I am working on pelvic bone segmentation in CT scans using MONAILABEL and 3D Slicer.
I used the “deepedit” app and trained the network using 8 perfect manually segmented mask files and got 82% accuracy. After that, when I try to segment the rest of the images using the “auto segmentation” part, I don’t get good results at all. (I’ll attach a screenshot of a sample result)
If you expect the cancellous bone regions (less dense regions in side the bone) to be filled then it is a fairly complex segmentation problem.
I don’t have much experience with deep-learning based segmentation methods, but most likely you need larger training data set than just 8 images. You might need a few hundred segmentations to train a network from scratch. You may also try transfer learning - starting from a model that is already pre-trained for bone segmentation in CT images.
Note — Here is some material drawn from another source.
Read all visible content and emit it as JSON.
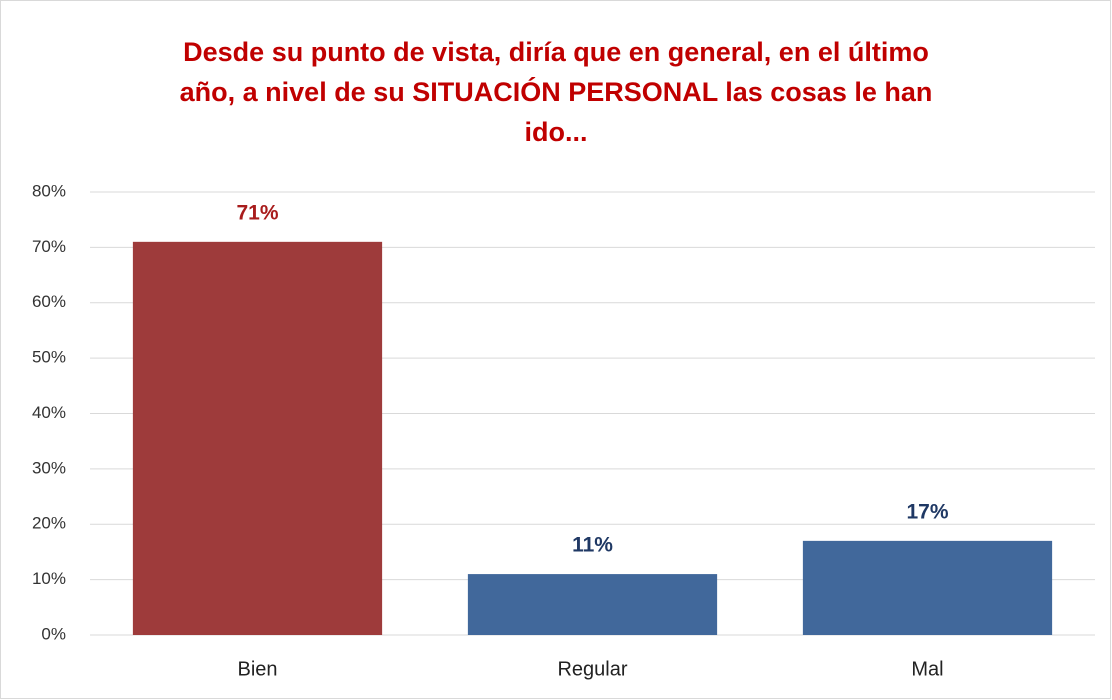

You are right. I need more labeled images which I don’t have.
I guess I need to try transfer learning.
However, I have a few ideas to improve the performance such as modifying the hyperparameters in the Slicer interface, using the other app of MONAI (‘auto segmentation’), data preprocessing, and data augmentation.
Do you think they would have a great impact?
You can try to split your images into several images for training, then rotate/mirror them to create new sets, you can actually create thousands of trining images from just those eight image sets. That will solve your image generation problem. If you try this just write your progress.